Я уставилась на него, недоумевая, как меня могли породить чресла вот этого человека.
– И как ты себе это представляешь, пап, учитывая, что наша семья весьма реально погрязла в отчаянии?
Он закатил глаза и раздул ноздри:
– Я пошутил, Мим. Пытаюсь немного снять напряжение. Пиши, что хочешь. Расскажи малышке Из обо всех зверствах жизни. Я просто надеюсь, что и о чем-нибудь хорошем ты тоже вспомнишь.

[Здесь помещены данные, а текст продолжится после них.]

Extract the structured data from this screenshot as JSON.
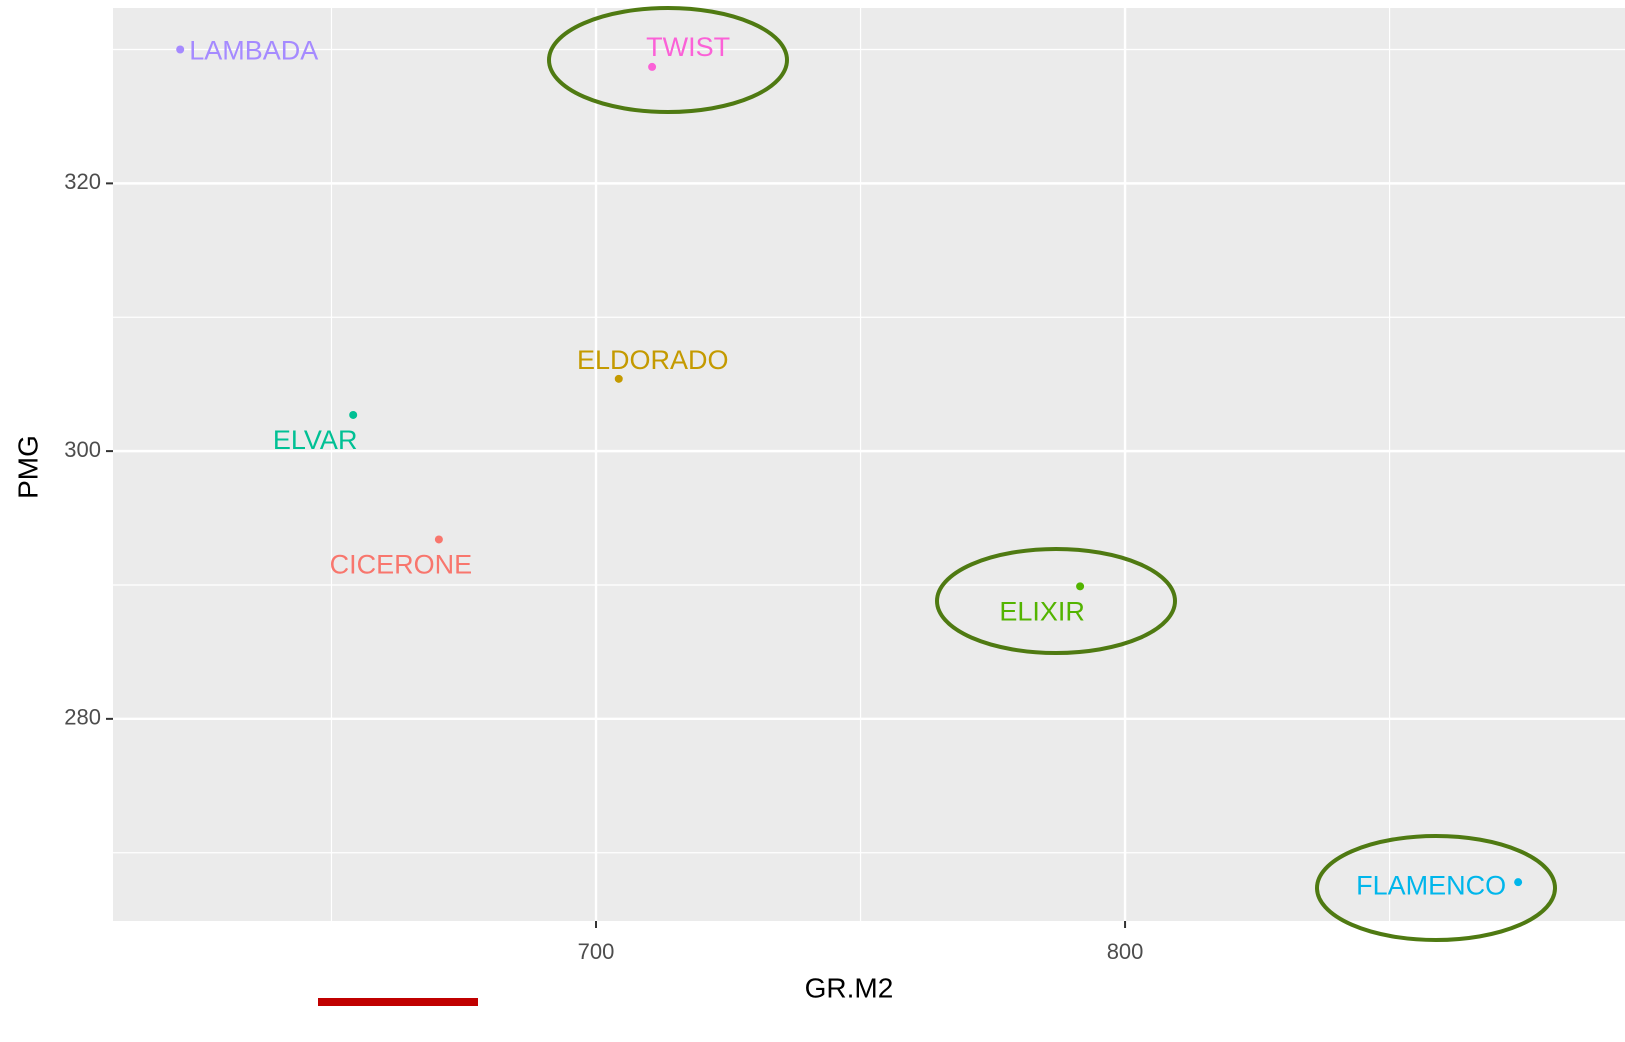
{
  "chart_data": {
    "type": "scatter",
    "x_label": "GR.M2",
    "y_label": "PMG",
    "series": [
      {
        "name": "CICERONE",
        "color": "#F8766D",
        "x": [
          670.3
        ],
        "values": [
          293.4
        ]
      },
      {
        "name": "ELDORADO",
        "color": "#C49A00",
        "x": [
          704.3
        ],
        "values": [
          305.4
        ]
      },
      {
        "name": "ELIXIR",
        "color": "#53B400",
        "x": [
          791.5
        ],
        "values": [
          289.9
        ]
      },
      {
        "name": "ELVAR",
        "color": "#00C094",
        "x": [
          654.1
        ],
        "values": [
          302.7
        ]
      },
      {
        "name": "FLAMENCO",
        "color": "#00B6EB",
        "x": [
          874.3
        ],
        "values": [
          267.8
        ]
      },
      {
        "name": "LAMBADA",
        "color": "#A58AFF",
        "x": [
          621.4
        ],
        "values": [
          330.0
        ]
      },
      {
        "name": "TWIST",
        "color": "#FB61D7",
        "x": [
          710.6
        ],
        "values": [
          328.7
        ]
      }
    ],
    "xlim": [
      608.7,
      894.5
    ],
    "xticks": [
      700,
      800
    ],
    "minor_xticks": [
      650,
      750,
      850
    ],
    "ylim": [
      264.9,
      333.1
    ],
    "yticks": [
      280,
      300,
      320
    ],
    "minor_yticks": [
      270,
      290,
      310,
      330
    ],
    "grid": true
  }
}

Я посмотрела на дневник и вдруг вспомнила тот давний день, когда я читала книгу у ног тети Изабель.
– Я смогу сгладить острые углы в моем мозгу.
Не стоило говорить так громко. Папа и Кэти переглянулись. От их ощутимой тревоги дышать стало нечем. Все еще сжимая дневник, я встала с дивана.

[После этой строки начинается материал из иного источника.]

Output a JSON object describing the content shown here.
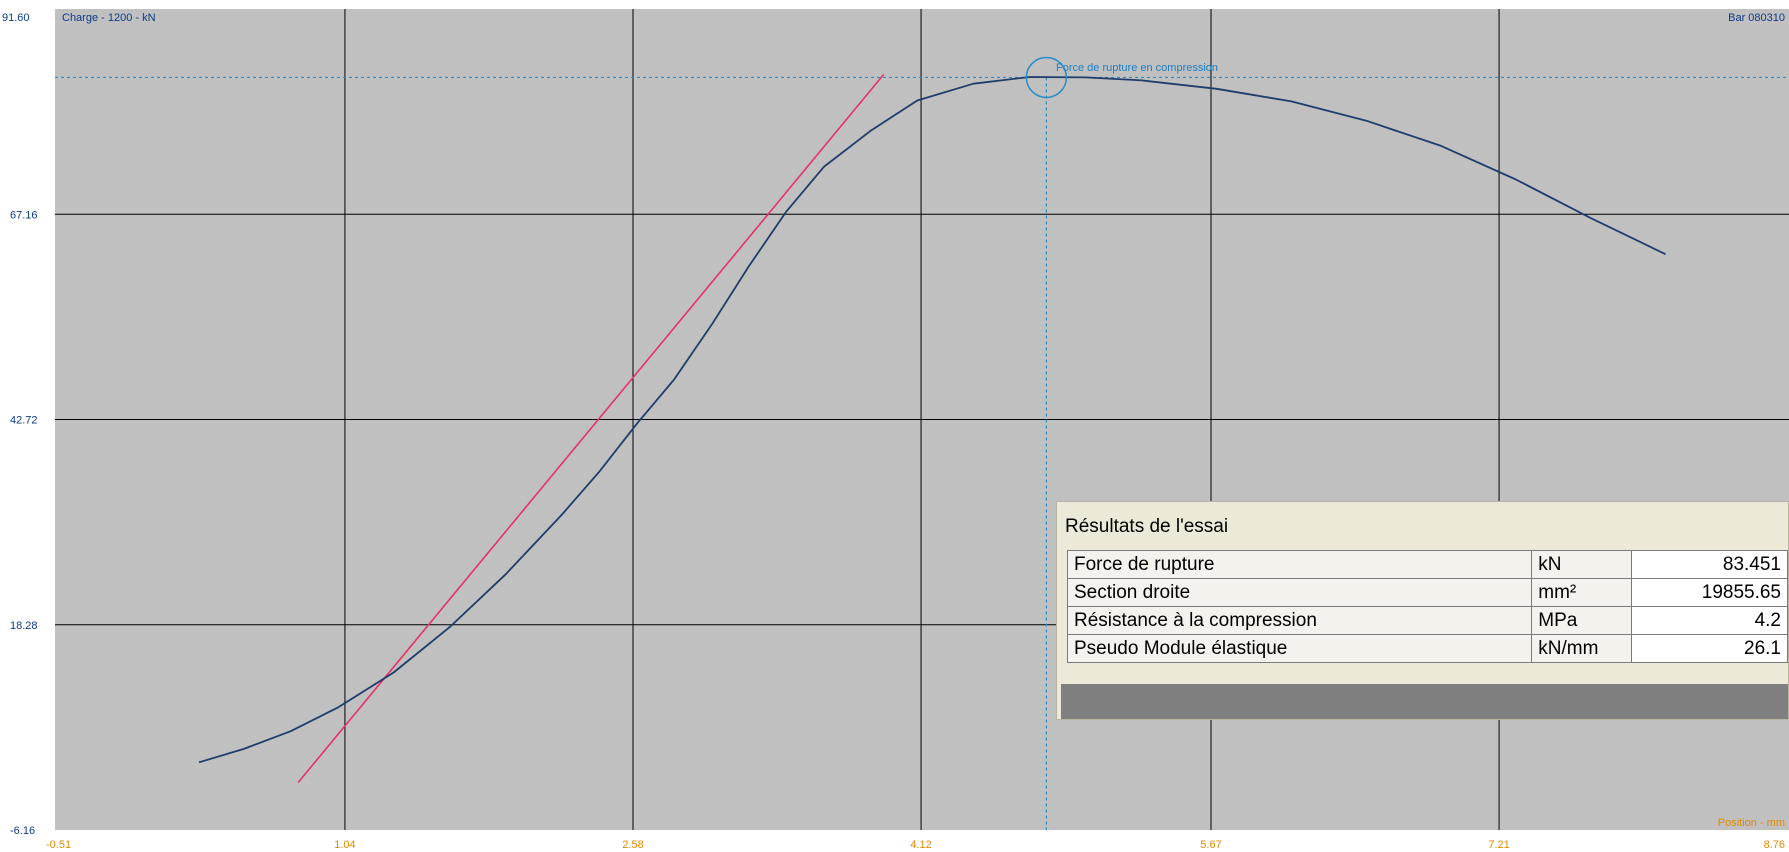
{
  "chart_data": {
    "type": "line",
    "header_left_value": "91.60",
    "title": "Charge - 1200 - kN",
    "header_right": "Bar 080310",
    "xlabel": "Position - mm",
    "xlim": [
      -0.51,
      8.76
    ],
    "ylim": [
      -6.16,
      91.6
    ],
    "x_ticks": [
      "-0.51",
      "1.04",
      "2.58",
      "4.12",
      "5.67",
      "7.21",
      "8.76"
    ],
    "y_ticks": [
      "91.60",
      "67.16",
      "42.72",
      "18.28",
      "-6.16"
    ],
    "grid": true,
    "colors": {
      "background": "#c0c0c0",
      "grid": "#000000",
      "curve": "#1f3d6b",
      "tangent": "#e8306a",
      "marker": "#2a8cc7",
      "y_tick": "#0b3a8a",
      "x_tick": "#e08a00"
    },
    "series": [
      {
        "x": [
          0.26,
          0.5,
          0.75,
          1.0,
          1.3,
          1.6,
          1.9,
          2.2,
          2.4,
          2.6,
          2.8,
          3.0,
          3.2,
          3.4,
          3.6,
          3.85,
          4.1,
          4.4,
          4.7,
          5.0,
          5.3,
          5.7,
          6.1,
          6.5,
          6.9,
          7.3,
          7.7,
          8.1
        ],
        "y": [
          1.9,
          3.5,
          5.6,
          8.4,
          12.6,
          18.0,
          24.3,
          31.4,
          36.5,
          42.2,
          47.5,
          54.0,
          61.0,
          67.5,
          72.8,
          77.1,
          80.7,
          82.7,
          83.5,
          83.45,
          83.1,
          82.1,
          80.6,
          78.3,
          75.3,
          71.3,
          66.7,
          62.4
        ]
      }
    ],
    "tangent_line": {
      "x": [
        0.79,
        3.92
      ],
      "y": [
        -0.5,
        83.8
      ]
    },
    "peak_marker": {
      "x": 4.79,
      "y": 83.45,
      "label": "Force de rupture en compression"
    }
  },
  "results": {
    "title": "Résultats de l'essai",
    "rows": [
      {
        "label": "Force de rupture",
        "unit": "kN",
        "value": "83.451"
      },
      {
        "label": "Section droite",
        "unit": "mm²",
        "value": "19855.65"
      },
      {
        "label": "Résistance à la compression",
        "unit": "MPa",
        "value": "4.2"
      },
      {
        "label": "Pseudo Module élastique",
        "unit": "kN/mm",
        "value": "26.1"
      }
    ]
  }
}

– О, погоди, – позвала Кэти. – Я захватила тако.
Я вылупилась на нее, не веря, что она на самом деле это сказала. Нет, ерунда. Разумеется, даже она должна понимать, что «я захватила тако» – совсем не то, чем должен заканчиваться столь колоссальный разговор. Разумеется…
– Ты… что?
Кэти моргнула:
– Из ресторана по-соседству. Подумала, что мы могли бы поужинать и… поболтать.
Увы. Она не понимала. Никогда не понимала. Я развернулась и вышла из комнаты.
– Зайка, ты куда? – окликнул папа.
Но вопрос был не в том, куда, а когда и как. Куда – я уже знала, потому что давно посмотрела в справочнике.
«За девятьсот сорок семь миль отсюда, – подумала я. – За девятьсот сорок семь миль…»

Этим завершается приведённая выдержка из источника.